ComicsAlliance: Graham Nolan is the first ever guest artist to ever draw Astro City in 19 years. What was it that finally got you and Brent Anderson to make the decision?
Kurt Busiek: We actually made the decision a couple of years ago or so, back when we made the commitment to build up steam and come back as a monthly book. A lot of that rests on me, because my health, along with the demands of the series, has made it hard to get an issue done every month. But it’s hard for Brent, too — his working speed is a little slower than a monthly book would take, and while there are ways to speed things up, including bringing in an inker or a background assistant or something, all of those choices come with a loss of control, and we want Brent’s art to be under his control as much as possible.

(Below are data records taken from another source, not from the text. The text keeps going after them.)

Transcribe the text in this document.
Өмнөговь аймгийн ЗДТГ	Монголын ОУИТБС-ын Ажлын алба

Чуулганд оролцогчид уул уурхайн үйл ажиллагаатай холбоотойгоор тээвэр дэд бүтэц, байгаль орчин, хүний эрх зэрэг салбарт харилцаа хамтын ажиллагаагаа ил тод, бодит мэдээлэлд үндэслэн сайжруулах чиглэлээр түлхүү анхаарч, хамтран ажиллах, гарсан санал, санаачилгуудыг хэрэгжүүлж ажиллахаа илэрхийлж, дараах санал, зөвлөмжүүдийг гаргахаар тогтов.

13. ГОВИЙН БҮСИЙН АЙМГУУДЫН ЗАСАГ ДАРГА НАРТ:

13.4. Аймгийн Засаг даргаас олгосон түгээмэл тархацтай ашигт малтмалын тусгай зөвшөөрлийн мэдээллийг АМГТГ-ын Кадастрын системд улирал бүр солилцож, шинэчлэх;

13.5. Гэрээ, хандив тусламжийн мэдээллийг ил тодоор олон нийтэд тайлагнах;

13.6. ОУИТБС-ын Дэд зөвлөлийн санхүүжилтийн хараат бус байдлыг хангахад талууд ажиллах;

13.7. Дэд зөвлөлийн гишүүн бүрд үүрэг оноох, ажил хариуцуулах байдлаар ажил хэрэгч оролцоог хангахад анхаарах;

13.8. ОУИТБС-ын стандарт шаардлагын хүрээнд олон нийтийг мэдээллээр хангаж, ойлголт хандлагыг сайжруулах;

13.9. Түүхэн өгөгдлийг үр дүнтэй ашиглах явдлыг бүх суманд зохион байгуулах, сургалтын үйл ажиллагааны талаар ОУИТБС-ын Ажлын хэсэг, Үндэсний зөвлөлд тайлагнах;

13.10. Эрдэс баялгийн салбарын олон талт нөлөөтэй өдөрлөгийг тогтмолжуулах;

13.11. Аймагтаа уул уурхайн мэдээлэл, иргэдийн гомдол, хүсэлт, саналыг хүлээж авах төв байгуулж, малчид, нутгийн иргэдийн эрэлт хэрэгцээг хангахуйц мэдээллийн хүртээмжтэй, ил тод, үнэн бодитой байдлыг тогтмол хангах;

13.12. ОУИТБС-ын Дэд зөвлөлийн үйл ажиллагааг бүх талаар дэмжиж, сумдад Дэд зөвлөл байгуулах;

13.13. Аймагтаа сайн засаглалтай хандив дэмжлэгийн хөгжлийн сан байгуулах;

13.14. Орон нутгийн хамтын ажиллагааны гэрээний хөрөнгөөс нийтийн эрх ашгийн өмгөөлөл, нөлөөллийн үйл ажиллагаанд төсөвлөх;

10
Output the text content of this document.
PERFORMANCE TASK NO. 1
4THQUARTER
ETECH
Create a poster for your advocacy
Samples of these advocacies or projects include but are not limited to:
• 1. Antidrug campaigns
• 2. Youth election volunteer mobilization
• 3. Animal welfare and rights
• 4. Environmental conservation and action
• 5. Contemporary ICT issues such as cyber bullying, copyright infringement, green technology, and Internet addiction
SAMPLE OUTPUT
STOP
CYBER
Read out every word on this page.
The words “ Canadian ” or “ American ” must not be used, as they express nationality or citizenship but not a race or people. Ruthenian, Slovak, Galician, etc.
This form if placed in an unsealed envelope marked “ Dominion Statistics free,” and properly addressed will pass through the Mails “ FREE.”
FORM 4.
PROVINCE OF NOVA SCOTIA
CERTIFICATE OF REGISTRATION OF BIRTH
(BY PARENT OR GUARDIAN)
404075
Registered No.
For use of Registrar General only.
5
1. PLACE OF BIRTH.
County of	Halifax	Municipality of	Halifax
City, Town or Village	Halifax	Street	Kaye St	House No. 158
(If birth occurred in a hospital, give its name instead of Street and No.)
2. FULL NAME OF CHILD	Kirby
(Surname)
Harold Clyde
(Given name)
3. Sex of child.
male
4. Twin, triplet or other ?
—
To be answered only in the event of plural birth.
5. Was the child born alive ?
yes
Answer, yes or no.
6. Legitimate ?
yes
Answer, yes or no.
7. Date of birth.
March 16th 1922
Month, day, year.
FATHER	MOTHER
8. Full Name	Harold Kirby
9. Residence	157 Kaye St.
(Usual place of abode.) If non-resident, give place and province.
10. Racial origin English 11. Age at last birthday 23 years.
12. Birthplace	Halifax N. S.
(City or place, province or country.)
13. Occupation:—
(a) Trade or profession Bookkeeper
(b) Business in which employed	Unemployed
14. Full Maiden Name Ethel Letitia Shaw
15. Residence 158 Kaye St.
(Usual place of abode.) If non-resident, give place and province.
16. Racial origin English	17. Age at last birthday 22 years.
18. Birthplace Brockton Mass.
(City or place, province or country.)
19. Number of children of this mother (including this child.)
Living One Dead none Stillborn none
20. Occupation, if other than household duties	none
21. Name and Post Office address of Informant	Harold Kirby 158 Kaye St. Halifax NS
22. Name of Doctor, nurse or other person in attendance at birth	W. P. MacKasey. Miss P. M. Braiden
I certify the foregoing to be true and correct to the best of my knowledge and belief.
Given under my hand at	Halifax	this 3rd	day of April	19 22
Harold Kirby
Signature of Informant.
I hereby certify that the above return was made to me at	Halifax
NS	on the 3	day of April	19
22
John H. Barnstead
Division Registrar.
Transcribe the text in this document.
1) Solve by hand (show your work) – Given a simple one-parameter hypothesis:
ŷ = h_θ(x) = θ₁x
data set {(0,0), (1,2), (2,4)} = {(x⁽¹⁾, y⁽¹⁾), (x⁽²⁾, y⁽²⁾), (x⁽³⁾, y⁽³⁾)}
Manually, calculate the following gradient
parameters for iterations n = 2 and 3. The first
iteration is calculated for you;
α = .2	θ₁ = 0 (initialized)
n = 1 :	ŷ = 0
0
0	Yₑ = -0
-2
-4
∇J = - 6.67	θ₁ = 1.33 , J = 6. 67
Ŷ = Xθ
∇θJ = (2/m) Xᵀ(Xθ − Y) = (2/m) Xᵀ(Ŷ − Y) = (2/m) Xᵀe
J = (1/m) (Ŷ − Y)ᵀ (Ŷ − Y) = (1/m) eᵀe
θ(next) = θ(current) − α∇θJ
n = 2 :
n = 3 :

So that means if we’re going to be monthly, we’re going to need to get Brent some help on the schedule, here and there. It’s not something we wanted to do unless we could get the right guy, though. So we talked about it for a long time, and finally decided to go for it.
CA: It might just be because I’m such a big Batman fan, but I always identify Nolan with a very specific era from when he was drawing Detective Comics. Why bring him on for this story?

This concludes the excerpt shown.